Inspired by William Shakespeare's Romeo and Juliet, West Side Story marks its 60th anniversary this year but its cast says its tragic tale of teenage love is just as relevant today as when it was first staged in 1957.
Centering around doomed lovers Tony and Maria, who find themselves on opposite sides of a bitter feud between rival street gangs, the popular musical takes place on the mean streets of 1950s New York.
But, it could just have easily have been set in London or even Auckland, says Eric Rolland who plays school dance director Glad Hand.
"It's the same story throughout the world," Rolland says, when I meet him and other members of the cast and crew backstage after a show at Dublin's Bord Gais Theatre.
"It hasn't changed one iota. Culture clashes are still going on everywhere, whether it be in America, in Ireland or wherever."
Jenna Burns, who takes the lead role of Maria, says the story told in the musical is probably always going to be relevant.
"We're always going to have things we disagree on and that's why it's so important to keep telling the story, so people can - hopefully - be encouraged to learn how to live together and work with each other."
Kevin Hack, who plays Maria's love interest, Tony, says attending a production of West Side Story could be a good way to unite disparate groups.
"It brings everybody together and you can see that at the end of the show, even though there's a bit of a sad ending, love will always be there."
In the middle of a world tour that has so far encompassed much of Asia and Europe, it's the well-known songs that get the most enthusiastic response. " ... If we tell people we're doing West Side Story they'll say 'oh, Maria!'" adds Burns.
"That's something that jumps out at them even if they haven't seen the show or don't really remember it."
Produced by the legendary Jerome Robbins and with music by Leonard Bernstein, lyrics by Stephen Sondheim and a book by Arthur Laurents, West Side Story tasks veteran musical director Donald Chan with ensuring the original text is adhered to.
"We haven't updated anything as far as the show itself is concerned," says Chan, who has supervised more than 3000 performances of West Side Story during the past 35 years.
"The music is the same and the storyline and the dialogue the same, but we have perhaps altered a couple of the musical tempos."
Much of Robbins' original choreography is unchanged.
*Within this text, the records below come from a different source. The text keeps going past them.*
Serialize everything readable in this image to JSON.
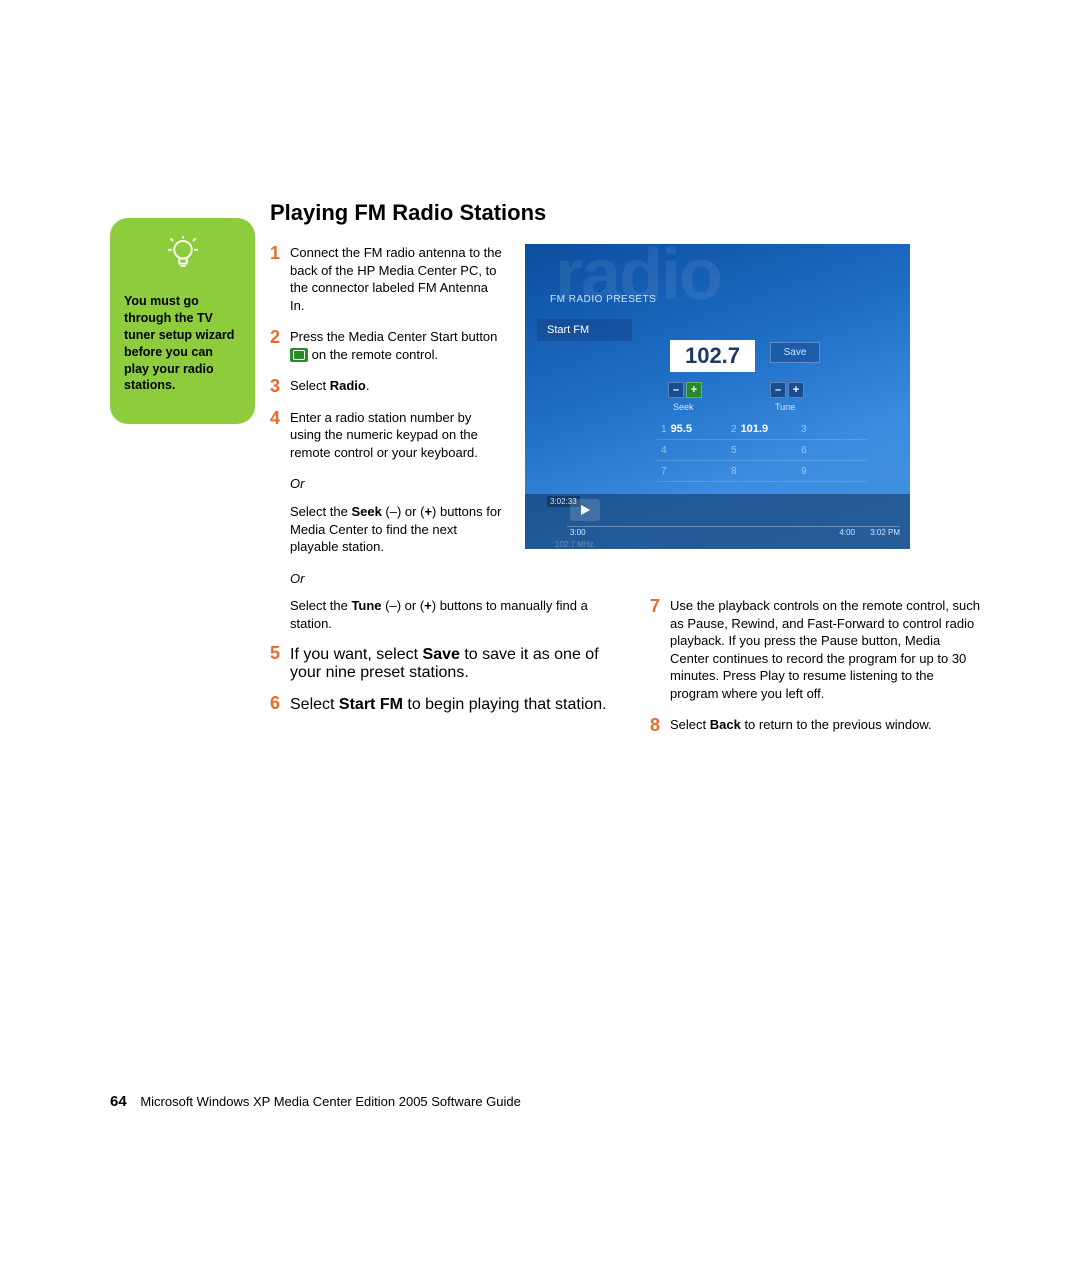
{
  "heading": "Playing FM Radio Stations",
  "tip": {
    "text": "You must go through the TV tuner setup wizard before you can play your radio stations."
  },
  "steps": {
    "s1": {
      "num": "1",
      "text_a": "Connect the FM radio antenna to the back of the HP Media Center PC, to the connector labeled FM Antenna In."
    },
    "s2": {
      "num": "2",
      "text_a": "Press the Media Center Start button ",
      "text_b": " on the remote control."
    },
    "s3": {
      "num": "3",
      "text_a": "Select ",
      "bold_a": "Radio",
      "text_b": "."
    },
    "s4": {
      "num": "4",
      "text_a": "Enter a radio station number by using the numeric keypad on the remote control or your keyboard."
    },
    "or": "Or",
    "s4_alt1_a": "Select the ",
    "s4_alt1_bold": "Seek",
    "s4_alt1_b": " (–) or (",
    "s4_alt1_bold2": "+",
    "s4_alt1_c": ") buttons for Media Center to find the next playable station.",
    "s4_alt2_a": "Select the ",
    "s4_alt2_bold": "Tune",
    "s4_alt2_b": " (–) or (",
    "s4_alt2_bold2": "+",
    "s4_alt2_c": ") buttons to manually find a station.",
    "s5": {
      "num": "5",
      "text_a": "If you want, select ",
      "bold_a": "Save",
      "text_b": " to save it as one of your nine preset stations."
    },
    "s6": {
      "num": "6",
      "text_a": "Select ",
      "bold_a": "Start FM",
      "text_b": " to begin playing that station."
    },
    "s7": {
      "num": "7",
      "text_a": "Use the playback controls on the remote control, such as Pause, Rewind, and Fast-Forward to control radio playback. If you press the Pause button, Media Center continues to record the program for up to 30 minutes. Press Play to resume listening to the program where you left off."
    },
    "s8": {
      "num": "8",
      "text_a": "Select ",
      "bold_a": "Back",
      "text_b": " to return to the previous window."
    }
  },
  "screenshot": {
    "bg_text": "radio",
    "presets_label": "FM RADIO PRESETS",
    "start_fm": "Start FM",
    "frequency": "102.7",
    "save": "Save",
    "seek": "Seek",
    "tune": "Tune",
    "minus": "–",
    "plus": "+",
    "presets": [
      [
        {
          "n": "1",
          "v": "95.5"
        },
        {
          "n": "2",
          "v": "101.9"
        },
        {
          "n": "3",
          "v": ""
        }
      ],
      [
        {
          "n": "4",
          "v": ""
        },
        {
          "n": "5",
          "v": ""
        },
        {
          "n": "6",
          "v": ""
        }
      ],
      [
        {
          "n": "7",
          "v": ""
        },
        {
          "n": "8",
          "v": ""
        },
        {
          "n": "9",
          "v": ""
        }
      ]
    ],
    "time_rec": "3:02:33",
    "time_left": "3:00",
    "time_right1": "4:00",
    "time_right2": "3:02 PM",
    "mhz": "102.7 MHz"
  },
  "footer": {
    "page": "64",
    "text": "Microsoft Windows XP Media Center Edition 2005 Software Guide"
  }
}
"Jerome had a unique way of choreographing things, and he was a genius in terms of arranging fight scenes and doing beautiful ballets as well," says Chan. "He knew exactly what he wanted."
Having performed in one of Robbins' own productions of West Side Story on Broadway before moving into choreography, director Joey McKneely knows exactly what is required for the dance sequences.
"In the scene where I'm watching the Jets and the Sharks [the show's rival gangs] going at each other in the gym, Joey was telling me how my character is screaming until he just can't take any more and then the dance takes over," says Hack. "It's almost like when words don't come any more, you have to dance it out."
Despite being the introductory point for many people, including several of the younger cast members, Chan insists the theatrical version of West Side Story shouldn't be compared to the 1961 movie, which won 10 Oscars including Best Picture and Best Director for co-directors Robert Wise and Robbins.
"Theatre is always a very different experience to film," says Rolland.
"The great thing about doing this is that every night we're creating the show all anew. We have some things that we always do but we have a different audience every night, and different circumstances on stage, so every show is different and new. It's never been seen like that before, and then it will never be seen like this again."